International donors provide $300 million toward education in Lebanon annually, and they helped repair the schools damaged in the Beirut port explosion. But donor funds cover only a fraction of students in need. The main donor-funded plan covers the school fees of just 528,000 Lebanese and Syrian children, as well as the costs to schools of running second-shift classes for Syrian students, and is only 41 percent funded, while another emergency plan, which is not yet funded, targets 220,000 students, not including Syrians in “second shift” classes or Palestinians, and aims to provide families, schools, and teachers with in-kind and cash assistance.
In January, the World Bank approved an Emergency Social Safety Net project for Lebanon, with a $23 million education budget to support school-related costs, including transportation, for 87,000 students ages 13 to 18. But ten months later, Lebanon has yet to meet the requirements to release these “emergency” funds.
Humanitarian organizations and donors have also raised concerns that the Finance Ministry typically takes months to transfer the money to the Education Ministry, so it is unclear when the money pledged to the education sector will reach schools, teachers, and parents in need.
Further, some aid to Lebanon’s state institutions, including the Education Ministry, has been squandered due to corruption and mismanagement. In one example, donors funded the UN to purchase laptops for public schools, but the importing company falsely claimed 2,335 laptops were destroyed in the Beirut port explosion and sold them. Some donor plans now aim to provide funds directly to schools and families, bypassing the bureaucracy.
Lebanon is obliged under human rights treaties to ensure free and compulsory primary education even during economic crises and pandemics. Although other aspects of the right to education may be hindered by a lack of resources, the burden is on the government to demonstrate that any harmful measures such as cuts to hours of instruction were made only after careful consideration of alternative options, and while fully using the maximum available resources.
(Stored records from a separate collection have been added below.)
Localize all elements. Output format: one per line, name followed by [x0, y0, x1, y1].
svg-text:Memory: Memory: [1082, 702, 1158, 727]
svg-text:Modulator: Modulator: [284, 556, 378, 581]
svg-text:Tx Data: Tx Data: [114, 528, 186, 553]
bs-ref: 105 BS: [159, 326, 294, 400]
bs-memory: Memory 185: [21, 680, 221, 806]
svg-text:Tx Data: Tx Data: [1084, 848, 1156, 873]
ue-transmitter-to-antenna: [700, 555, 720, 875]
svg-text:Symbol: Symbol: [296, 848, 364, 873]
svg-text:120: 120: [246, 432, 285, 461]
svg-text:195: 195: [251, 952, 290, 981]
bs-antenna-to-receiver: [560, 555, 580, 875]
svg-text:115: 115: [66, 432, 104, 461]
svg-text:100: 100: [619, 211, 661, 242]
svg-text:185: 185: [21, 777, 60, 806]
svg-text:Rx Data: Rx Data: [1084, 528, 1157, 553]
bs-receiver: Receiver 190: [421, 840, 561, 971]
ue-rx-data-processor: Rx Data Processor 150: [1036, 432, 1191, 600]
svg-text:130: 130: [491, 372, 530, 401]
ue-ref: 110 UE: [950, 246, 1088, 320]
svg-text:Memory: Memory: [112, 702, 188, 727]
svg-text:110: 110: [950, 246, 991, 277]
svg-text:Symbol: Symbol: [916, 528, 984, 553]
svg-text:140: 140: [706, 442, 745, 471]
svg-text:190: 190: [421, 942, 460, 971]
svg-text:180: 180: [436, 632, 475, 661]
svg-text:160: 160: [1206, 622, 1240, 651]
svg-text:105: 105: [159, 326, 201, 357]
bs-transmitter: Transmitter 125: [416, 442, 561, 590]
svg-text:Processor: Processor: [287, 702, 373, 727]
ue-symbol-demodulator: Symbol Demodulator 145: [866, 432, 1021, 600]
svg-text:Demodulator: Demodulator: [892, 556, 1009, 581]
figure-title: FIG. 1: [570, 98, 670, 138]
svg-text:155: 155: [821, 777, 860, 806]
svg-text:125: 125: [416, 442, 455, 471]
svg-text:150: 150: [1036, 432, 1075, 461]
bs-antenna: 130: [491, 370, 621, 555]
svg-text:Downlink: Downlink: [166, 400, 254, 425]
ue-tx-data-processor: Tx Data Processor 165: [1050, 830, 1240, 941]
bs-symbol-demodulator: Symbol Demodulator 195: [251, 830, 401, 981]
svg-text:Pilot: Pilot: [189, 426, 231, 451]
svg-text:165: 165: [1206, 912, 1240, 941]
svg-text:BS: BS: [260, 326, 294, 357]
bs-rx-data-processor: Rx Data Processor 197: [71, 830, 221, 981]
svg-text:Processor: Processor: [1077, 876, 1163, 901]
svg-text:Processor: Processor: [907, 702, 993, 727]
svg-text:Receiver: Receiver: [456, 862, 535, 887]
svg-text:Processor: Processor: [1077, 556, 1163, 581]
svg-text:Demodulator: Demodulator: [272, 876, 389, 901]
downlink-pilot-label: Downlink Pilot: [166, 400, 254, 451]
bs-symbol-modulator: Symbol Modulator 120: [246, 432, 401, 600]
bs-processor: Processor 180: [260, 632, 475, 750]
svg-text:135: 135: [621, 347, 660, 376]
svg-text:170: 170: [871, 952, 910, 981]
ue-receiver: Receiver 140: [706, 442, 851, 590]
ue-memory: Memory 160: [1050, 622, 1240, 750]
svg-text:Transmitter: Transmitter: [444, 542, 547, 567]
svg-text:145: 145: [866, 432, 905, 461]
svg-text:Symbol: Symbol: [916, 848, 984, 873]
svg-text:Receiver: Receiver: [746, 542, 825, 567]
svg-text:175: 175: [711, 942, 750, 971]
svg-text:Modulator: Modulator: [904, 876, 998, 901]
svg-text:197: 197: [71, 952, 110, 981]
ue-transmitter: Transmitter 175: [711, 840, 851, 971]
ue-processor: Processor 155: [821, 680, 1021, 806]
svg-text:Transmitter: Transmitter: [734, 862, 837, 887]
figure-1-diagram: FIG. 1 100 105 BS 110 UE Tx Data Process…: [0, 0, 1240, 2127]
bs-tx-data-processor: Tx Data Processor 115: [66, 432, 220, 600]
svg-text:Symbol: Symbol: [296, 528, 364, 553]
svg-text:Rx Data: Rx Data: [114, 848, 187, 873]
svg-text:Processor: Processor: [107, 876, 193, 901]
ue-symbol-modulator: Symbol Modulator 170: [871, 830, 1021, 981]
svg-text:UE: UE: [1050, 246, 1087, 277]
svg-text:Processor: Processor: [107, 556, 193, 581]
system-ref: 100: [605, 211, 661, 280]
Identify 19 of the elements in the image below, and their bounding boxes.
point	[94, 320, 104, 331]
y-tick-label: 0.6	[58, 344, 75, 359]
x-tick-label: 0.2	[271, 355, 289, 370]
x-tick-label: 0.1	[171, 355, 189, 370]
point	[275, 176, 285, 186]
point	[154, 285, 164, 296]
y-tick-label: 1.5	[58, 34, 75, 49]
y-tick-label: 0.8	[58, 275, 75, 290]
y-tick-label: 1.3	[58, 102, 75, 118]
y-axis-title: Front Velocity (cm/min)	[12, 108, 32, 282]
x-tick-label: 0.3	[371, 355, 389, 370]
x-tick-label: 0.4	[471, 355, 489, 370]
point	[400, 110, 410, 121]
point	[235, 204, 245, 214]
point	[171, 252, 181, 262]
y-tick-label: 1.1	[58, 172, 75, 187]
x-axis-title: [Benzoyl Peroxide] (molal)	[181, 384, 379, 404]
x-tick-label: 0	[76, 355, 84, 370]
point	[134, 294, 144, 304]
In the immediate term, Lebanon should transparently allocate resources needed to meet teachers’ and students’ needs, ensure electricity for schools, and fulfill the conditions to receive emergency World Bank funding. The Education Ministry should widely disseminate its five-year education plan to enable a coordinated response to the education crisis, urgently plan catch-up classes for students, and commit to fast-track approval of contingency planning if schools do not open. Donors should urgently ensure that education plans are funded, including back to school plans, and channel that aid directly to beneficiaries like teachers, students, and schools where possible.
In the longer term, Lebanon should increase its public education budget from 2 percent of its gross domestic product – one of the lowest in the region – to between 4 and 6 percent, the minimum level agreed at the World Education Forum to meet the Sustainable Development Goal of sustainable, inclusive quality education.
“Even in times of crisis, governments should prioritize access to education for all children, and yet Lebanon’s plans for this school year are late, flawed, or nonexistent,” said Bill Van Esveld, associate children’s rights director at Human Rights Watch. “The Covid-19 pandemic and the exchange rate are not excuses, they are calls to action for Lebanon’s new government and its international partners to stop the hemorrhaging of children’s education.”